The data presented in this article have several limitations. The experiences of our students might not translate to other programs. In addition, students' clinical comfort and skills were self-reported as part of a course evaluations—skills were not assessed independently or measured using a validated tool. Also, although community site mentors' feedback was regularly sought through both formal and informal routes, their feedback was not part of the course evaluation reported here. Further, this course included $100 per community site to support the course deliverable; this may limit generalizability as not all courses will have this resource available. However, many of the deliverables the students created required minimal resources because they were designed to be sustainable and feasible in underresourced settings. For example, deliverables such as a packet of information on health topics of interest to the community or a binder with health-focused game ideas for youth required no more resources than a student's typical course project. Finally, this article reports on the experience of only two semesters of the course and might not reflect the findings that would occur with longer implementation.

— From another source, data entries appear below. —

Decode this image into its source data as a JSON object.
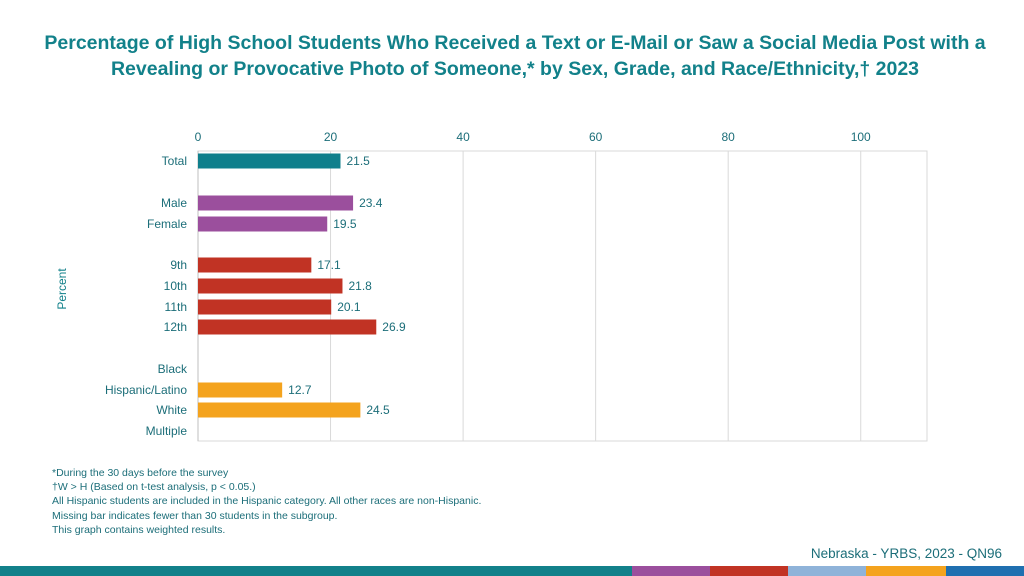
{
  "title": "Percentage of High School Students Who Received a Text or E-Mail or Saw a Social Media Post with a Revealing or Provocative Photo of Someone,* by Sex, Grade, and Race/Ethnicity,† 2023",
  "colors": {
    "title": "#12818a",
    "total": "#0f7f8c",
    "sex": "#9b4f9d",
    "grade": "#c13324",
    "race": "#f4a31e",
    "grid": "#d9d9d9",
    "text": "#1c6e79"
  },
  "chart_data": {
    "type": "bar",
    "orientation": "horizontal",
    "title": "Percentage of High School Students Who Received a Text or E-Mail or Saw a Social Media Post with a Revealing or Provocative Photo of Someone,* by Sex, Grade, and Race/Ethnicity,† 2023",
    "xlabel": "",
    "ylabel": "Percent",
    "xlim": [
      0,
      110
    ],
    "xticks": [
      0,
      20,
      40,
      60,
      80,
      100
    ],
    "grid": true,
    "categories": [
      "Total",
      "Male",
      "Female",
      "9th",
      "10th",
      "11th",
      "12th",
      "Black",
      "Hispanic/Latino",
      "White",
      "Multiple"
    ],
    "values": [
      21.5,
      23.4,
      19.5,
      17.1,
      21.8,
      20.1,
      26.9,
      null,
      12.7,
      24.5,
      null
    ],
    "value_labels": [
      "21.5",
      "23.4",
      "19.5",
      "17.1",
      "21.8",
      "20.1",
      "26.9",
      "",
      "12.7",
      "24.5",
      ""
    ],
    "groups": [
      "total",
      "sex",
      "sex",
      "grade",
      "grade",
      "grade",
      "grade",
      "race",
      "race",
      "race",
      "race"
    ]
  },
  "footnotes": [
    "*During the 30 days before the survey",
    "†W > H (Based on t-test analysis, p < 0.05.)",
    "All Hispanic students are included in the Hispanic category.  All other races are non-Hispanic.",
    "Missing bar indicates fewer than 30 students in the subgroup.",
    "This graph contains weighted results."
  ],
  "source": "Nebraska - YRBS, 2023 - QN96",
  "bottom_band_colors": [
    "#12818a",
    "#9b4f9d",
    "#c13324",
    "#8fb3d9",
    "#f4a31e",
    "#1f6fb0"
  ]
}
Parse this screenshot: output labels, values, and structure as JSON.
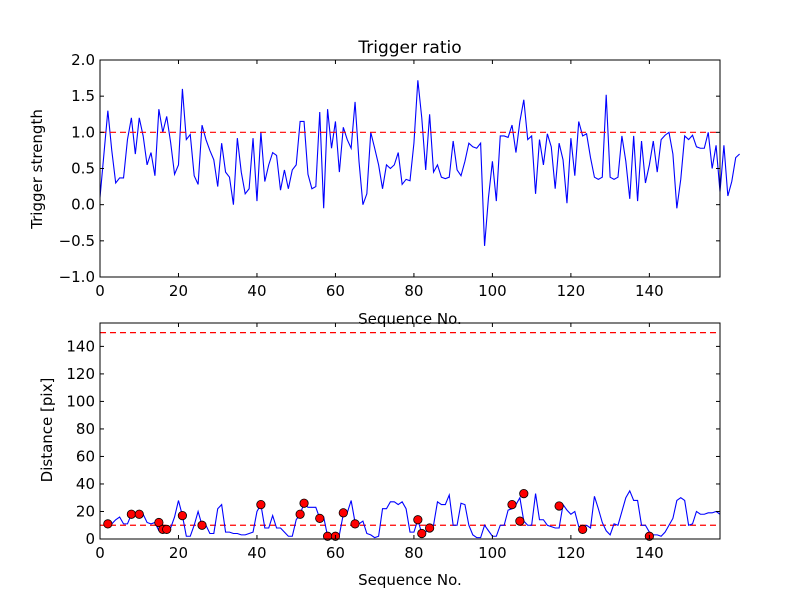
{
  "chart_data": [
    {
      "type": "line",
      "title": "Trigger ratio",
      "xlabel": "Sequence No.",
      "ylabel": "Trigger strength",
      "xlim": [
        0,
        158
      ],
      "ylim": [
        -1.0,
        2.0
      ],
      "xticks": [
        0,
        20,
        40,
        60,
        80,
        100,
        120,
        140
      ],
      "xtick_labels": [
        "0",
        "20",
        "40",
        "60",
        "80",
        "100",
        "120",
        "140"
      ],
      "yticks": [
        -1.0,
        -0.5,
        0.0,
        0.5,
        1.0,
        1.5,
        2.0
      ],
      "ytick_labels": [
        "−1.0",
        "−0.5",
        "0.0",
        "0.5",
        "1.0",
        "1.5",
        "2.0"
      ],
      "grid": false,
      "line_color": "#0000ff",
      "threshold_color": "#ff0000",
      "threshold_lines": [
        1.0
      ],
      "x_start": 0,
      "values": [
        0.1,
        0.7,
        1.3,
        0.75,
        0.3,
        0.37,
        0.37,
        0.9,
        1.2,
        0.7,
        1.2,
        0.95,
        0.55,
        0.72,
        0.4,
        1.32,
        1.0,
        1.22,
        0.86,
        0.42,
        0.55,
        1.6,
        0.9,
        0.97,
        0.4,
        0.28,
        1.1,
        0.9,
        0.75,
        0.62,
        0.25,
        0.85,
        0.45,
        0.38,
        0.0,
        0.92,
        0.45,
        0.15,
        0.22,
        0.92,
        0.05,
        1.0,
        0.32,
        0.55,
        0.72,
        0.68,
        0.2,
        0.48,
        0.22,
        0.48,
        0.55,
        1.15,
        1.15,
        0.42,
        0.22,
        0.25,
        1.28,
        -0.05,
        1.32,
        0.78,
        1.15,
        0.45,
        1.07,
        0.9,
        0.78,
        1.42,
        0.6,
        0.0,
        0.15,
        1.0,
        0.78,
        0.55,
        0.22,
        0.55,
        0.5,
        0.55,
        0.72,
        0.28,
        0.35,
        0.33,
        0.85,
        1.72,
        1.2,
        0.48,
        1.25,
        0.45,
        0.55,
        0.38,
        0.36,
        0.38,
        0.88,
        0.48,
        0.4,
        0.6,
        0.85,
        0.8,
        0.78,
        0.85,
        -0.57,
        0.1,
        0.6,
        0.05,
        0.95,
        0.95,
        0.93,
        1.1,
        0.72,
        1.15,
        1.45,
        0.9,
        0.95,
        0.15,
        0.9,
        0.55,
        0.98,
        0.8,
        0.22,
        0.85,
        0.62,
        0.02,
        0.92,
        0.4,
        1.15,
        0.95,
        0.98,
        0.65,
        0.38,
        0.35,
        0.38,
        1.52,
        0.38,
        0.35,
        0.38,
        0.95,
        0.6,
        0.08,
        0.95,
        0.05,
        0.88,
        0.3,
        0.55,
        0.88,
        0.45,
        0.9,
        0.96,
        1.0,
        0.7,
        -0.05,
        0.35,
        0.95,
        0.9,
        0.96,
        0.8,
        0.78,
        0.78,
        1.0,
        0.5,
        0.82,
        0.18,
        0.82,
        0.12,
        0.32,
        0.65,
        0.7
      ]
    },
    {
      "type": "line",
      "title": "",
      "xlabel": "Sequence No.",
      "ylabel": "Distance [pix]",
      "xlim": [
        0,
        158
      ],
      "ylim": [
        0,
        157
      ],
      "xticks": [
        0,
        20,
        40,
        60,
        80,
        100,
        120,
        140
      ],
      "xtick_labels": [
        "0",
        "20",
        "40",
        "60",
        "80",
        "100",
        "120",
        "140"
      ],
      "yticks": [
        0,
        20,
        40,
        60,
        80,
        100,
        120,
        140
      ],
      "ytick_labels": [
        "0",
        "20",
        "40",
        "60",
        "80",
        "100",
        "120",
        "140"
      ],
      "grid": false,
      "line_color": "#0000ff",
      "marker_color": "#ff0000",
      "threshold_color": "#ff0000",
      "threshold_lines": [
        150,
        10
      ],
      "x_start": 1,
      "values": [
        11,
        10,
        11,
        14,
        16,
        11,
        11,
        18,
        18,
        18,
        18,
        12,
        11,
        12,
        6,
        7,
        6,
        8,
        16,
        28,
        17,
        2,
        2,
        10,
        20,
        10,
        10,
        4,
        4,
        22,
        25,
        5,
        5,
        4,
        4,
        3,
        3,
        4,
        5,
        20,
        25,
        8,
        8,
        17,
        8,
        8,
        5,
        2,
        2,
        14,
        18,
        26,
        23,
        23,
        23,
        15,
        16,
        2,
        2,
        2,
        3,
        18,
        19,
        28,
        12,
        11,
        13,
        4,
        3,
        1,
        2,
        22,
        22,
        27,
        27,
        25,
        27,
        22,
        5,
        5,
        14,
        4,
        5,
        8,
        10,
        27,
        25,
        25,
        32,
        10,
        10,
        26,
        25,
        10,
        3,
        1,
        1,
        10,
        6,
        2,
        2,
        10,
        10,
        21,
        22,
        25,
        30,
        13,
        10,
        10,
        33,
        14,
        14,
        10,
        9,
        8,
        8,
        25,
        21,
        18,
        20,
        9,
        8,
        10,
        8,
        31,
        22,
        12,
        6,
        3,
        11,
        10,
        20,
        30,
        35,
        28,
        28,
        10,
        10,
        5,
        3,
        3,
        2,
        5,
        10,
        15,
        28,
        30,
        28,
        10,
        11,
        20,
        18,
        18,
        19,
        19,
        20,
        18
      ],
      "markers": [
        {
          "x": 2,
          "y": 11
        },
        {
          "x": 8,
          "y": 18
        },
        {
          "x": 10,
          "y": 18
        },
        {
          "x": 15,
          "y": 12
        },
        {
          "x": 16,
          "y": 7
        },
        {
          "x": 17,
          "y": 7
        },
        {
          "x": 21,
          "y": 17
        },
        {
          "x": 26,
          "y": 10
        },
        {
          "x": 41,
          "y": 25
        },
        {
          "x": 51,
          "y": 18
        },
        {
          "x": 52,
          "y": 26
        },
        {
          "x": 56,
          "y": 15
        },
        {
          "x": 58,
          "y": 2
        },
        {
          "x": 60,
          "y": 2
        },
        {
          "x": 62,
          "y": 19
        },
        {
          "x": 65,
          "y": 11
        },
        {
          "x": 81,
          "y": 14
        },
        {
          "x": 82,
          "y": 4
        },
        {
          "x": 84,
          "y": 8
        },
        {
          "x": 105,
          "y": 25
        },
        {
          "x": 107,
          "y": 13
        },
        {
          "x": 108,
          "y": 33
        },
        {
          "x": 117,
          "y": 24
        },
        {
          "x": 123,
          "y": 7
        },
        {
          "x": 140,
          "y": 2
        }
      ]
    }
  ]
}
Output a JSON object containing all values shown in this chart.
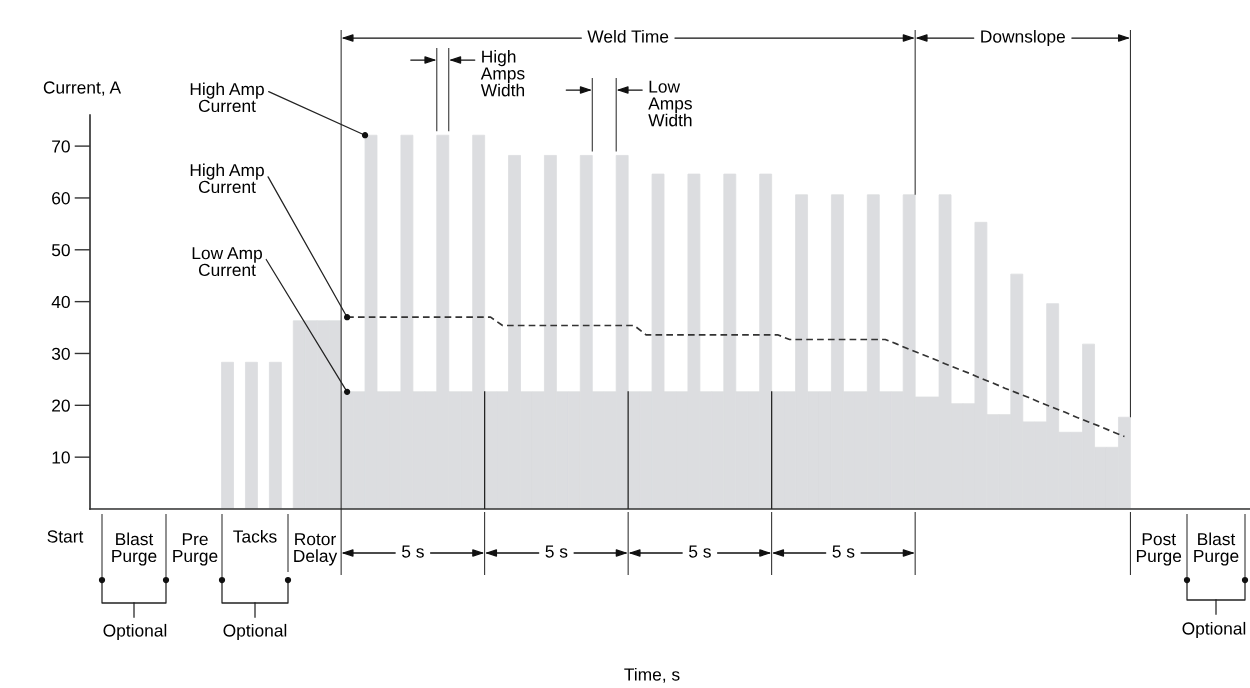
{
  "chart_data": {
    "type": "bar",
    "ylabel": "Current, A",
    "ylim": [
      0,
      76
    ],
    "yticks": [
      10,
      20,
      30,
      40,
      50,
      60,
      70
    ],
    "tick_labels": "y",
    "categories": [
      null,
      null,
      null,
      null,
      null,
      null,
      null,
      null,
      null,
      null,
      null,
      null,
      null,
      null,
      null,
      null,
      null,
      null,
      null,
      null,
      null,
      null,
      null,
      null,
      null,
      null,
      null,
      null,
      null,
      null,
      null,
      null,
      null,
      null,
      null,
      null,
      null,
      null,
      null,
      null,
      null,
      null,
      null,
      null,
      null,
      null,
      null,
      null,
      null,
      null,
      null,
      null,
      null,
      null,
      null,
      null,
      null,
      null,
      null,
      null,
      null,
      null,
      null,
      null,
      null,
      null,
      null,
      null,
      null,
      null,
      null,
      null,
      null,
      null,
      null,
      null,
      null,
      null,
      null,
      null,
      null,
      null,
      null,
      null,
      null,
      null,
      null,
      null,
      null,
      null,
      null,
      null,
      null,
      null,
      null,
      null,
      null
    ],
    "series": [
      {
        "color": "#dcdde0",
        "values": [
          0,
          0,
          0,
          0,
          0,
          0,
          0,
          0,
          0,
          0,
          0,
          28.3,
          0,
          28.3,
          0,
          28.3,
          0,
          36.3,
          36.3,
          36.3,
          36.3,
          22.6,
          22.6,
          72.1,
          22.6,
          22.6,
          72.1,
          22.6,
          22.6,
          72.1,
          22.6,
          22.6,
          72.1,
          22.6,
          22.6,
          68.2,
          22.6,
          22.6,
          68.2,
          22.6,
          22.6,
          68.2,
          22.6,
          22.6,
          68.2,
          22.6,
          22.6,
          64.6,
          22.6,
          22.6,
          64.6,
          22.6,
          22.6,
          64.6,
          22.6,
          22.6,
          64.6,
          22.6,
          22.6,
          60.6,
          22.6,
          22.6,
          60.6,
          22.6,
          22.6,
          60.6,
          22.6,
          22.6,
          60.6,
          21.6,
          21.6,
          60.6,
          20.3,
          20.3,
          55.3,
          18.2,
          18.2,
          45.3,
          16.8,
          16.8,
          39.6,
          14.8,
          14.8,
          31.8,
          11.9,
          11.9,
          17.7,
          0,
          0,
          0,
          0,
          0,
          0,
          0,
          0,
          0,
          0
        ]
      },
      {
        "type": "line",
        "color": "#333333",
        "line_style": "dashed",
        "values": [
          null,
          null,
          null,
          null,
          null,
          null,
          null,
          null,
          null,
          null,
          null,
          null,
          null,
          null,
          null,
          null,
          null,
          null,
          null,
          null,
          null,
          37.0,
          37.0,
          37.0,
          37.0,
          37.0,
          37.0,
          37.0,
          37.0,
          37.0,
          37.0,
          37.0,
          37.0,
          37.0,
          35.4,
          35.4,
          35.4,
          35.4,
          35.4,
          35.4,
          35.4,
          35.4,
          35.4,
          35.4,
          35.4,
          35.4,
          33.6,
          33.6,
          33.6,
          33.6,
          33.6,
          33.6,
          33.6,
          33.6,
          33.6,
          33.6,
          33.6,
          33.6,
          32.7,
          32.7,
          32.7,
          32.7,
          32.7,
          32.7,
          32.7,
          32.7,
          32.7,
          31.8,
          30.8,
          29.9,
          29.0,
          28.0,
          27.1,
          26.2,
          25.2,
          24.3,
          23.3,
          22.4,
          21.5,
          20.5,
          19.6,
          18.7,
          17.7,
          16.8,
          15.9,
          14.9,
          14.0,
          null,
          null,
          null,
          null,
          null,
          null,
          null,
          null,
          null,
          null
        ]
      }
    ],
    "annotations": [
      "High Amp\nCurrent",
      "High Amp\nCurrent",
      "Low Amp\nCurrent",
      "Weld Time",
      "Downslope",
      "High\nAmps\nWidth",
      "Low\nAmps\nWidth",
      "Start",
      "Blast\nPurge",
      "Pre\nPurge",
      "Tacks",
      "Rotor\nDelay",
      "5 s",
      "5 s",
      "5 s",
      "5 s",
      "Post\nPurge",
      "Blast\nPurge",
      "Optional",
      "Optional",
      "Optional",
      "Time, s"
    ]
  }
}
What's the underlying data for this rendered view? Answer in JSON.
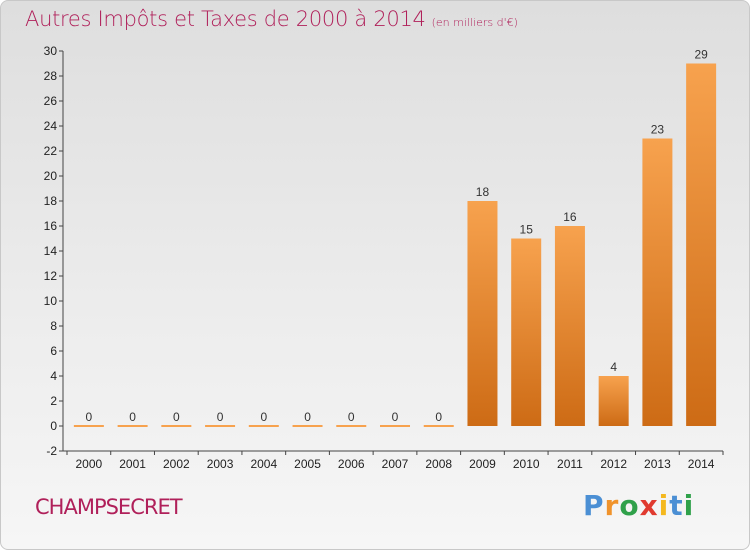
{
  "header": {
    "title": "Autres Impôts et Taxes de 2000 à 2014",
    "subtitle": "(en milliers d'€)"
  },
  "footer": {
    "commune": "CHAMPSECRET",
    "logo": [
      "P",
      "r",
      "o",
      "x",
      "i",
      "t",
      "i"
    ]
  },
  "colors": {
    "title": "#b0205a",
    "bar_light": "#f7a24e",
    "bar_dark": "#cd6b15",
    "logo": [
      "#4b8fd4",
      "#f0932b",
      "#2fa14a",
      "#e03a2f",
      "#f4b81e",
      "#4b8fd4",
      "#2fa14a"
    ]
  },
  "chart_data": {
    "type": "bar",
    "title": "Autres Impôts et Taxes de 2000 à 2014",
    "subtitle": "(en milliers d'€)",
    "xlabel": "",
    "ylabel": "",
    "categories": [
      "2000",
      "2001",
      "2002",
      "2003",
      "2004",
      "2005",
      "2006",
      "2007",
      "2008",
      "2009",
      "2010",
      "2011",
      "2012",
      "2013",
      "2014"
    ],
    "values": [
      0,
      0,
      0,
      0,
      0,
      0,
      0,
      0,
      0,
      18,
      15,
      16,
      4,
      23,
      29
    ],
    "ylim": [
      -2,
      30
    ],
    "yticks": [
      -2,
      0,
      2,
      4,
      6,
      8,
      10,
      12,
      14,
      16,
      18,
      20,
      22,
      24,
      26,
      28,
      30
    ],
    "grid": false,
    "data_labels": true
  }
}
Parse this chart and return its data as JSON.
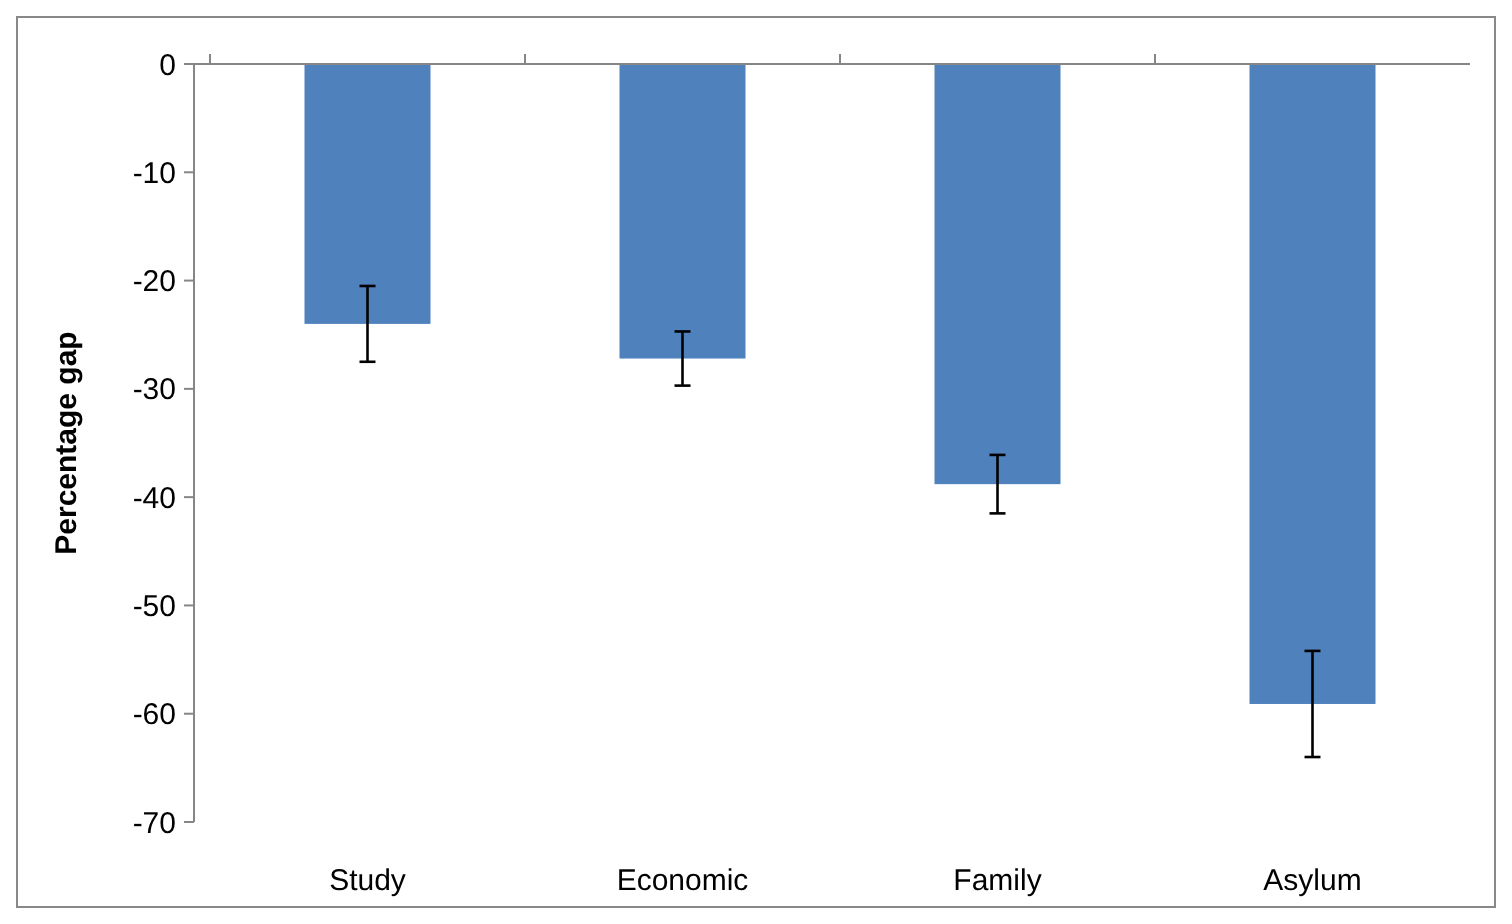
{
  "chart_data": {
    "type": "bar",
    "ylabel": "Percentage gap",
    "categories": [
      "Study",
      "Economic",
      "Family",
      "Asylum"
    ],
    "values": [
      -24.0,
      -27.2,
      -38.8,
      -59.1
    ],
    "errors": [
      3.5,
      2.5,
      2.7,
      4.9
    ],
    "color": "#4f81bd",
    "ylim": [
      -70,
      0
    ],
    "yticks": [
      -70,
      -60,
      -50,
      -40,
      -30,
      -20,
      -10,
      0
    ],
    "grid": false
  }
}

For two years, a one-semester elective BSN course used community engagement to advance students' ability to understand and address SDOH. The course, which entailed experiential learning and a strengths-based approach to population health, allowed students to spend the majority of their class time at community sites. As part of the course, students developed partnerships with community members and mentors, resulting in the creation of a deliverable that could meet a need identified by their community site. Complementary in-class and online discussions deepened conceptual understanding and allowed for reflection and debriefing. The course increased students' knowledge and confidence in addressing the SDOH. Importantly, courses such as this that focus on SDOH may advance nursing students' abilities to provide care with cultural humility, advocate for patients, and reduce health disparities.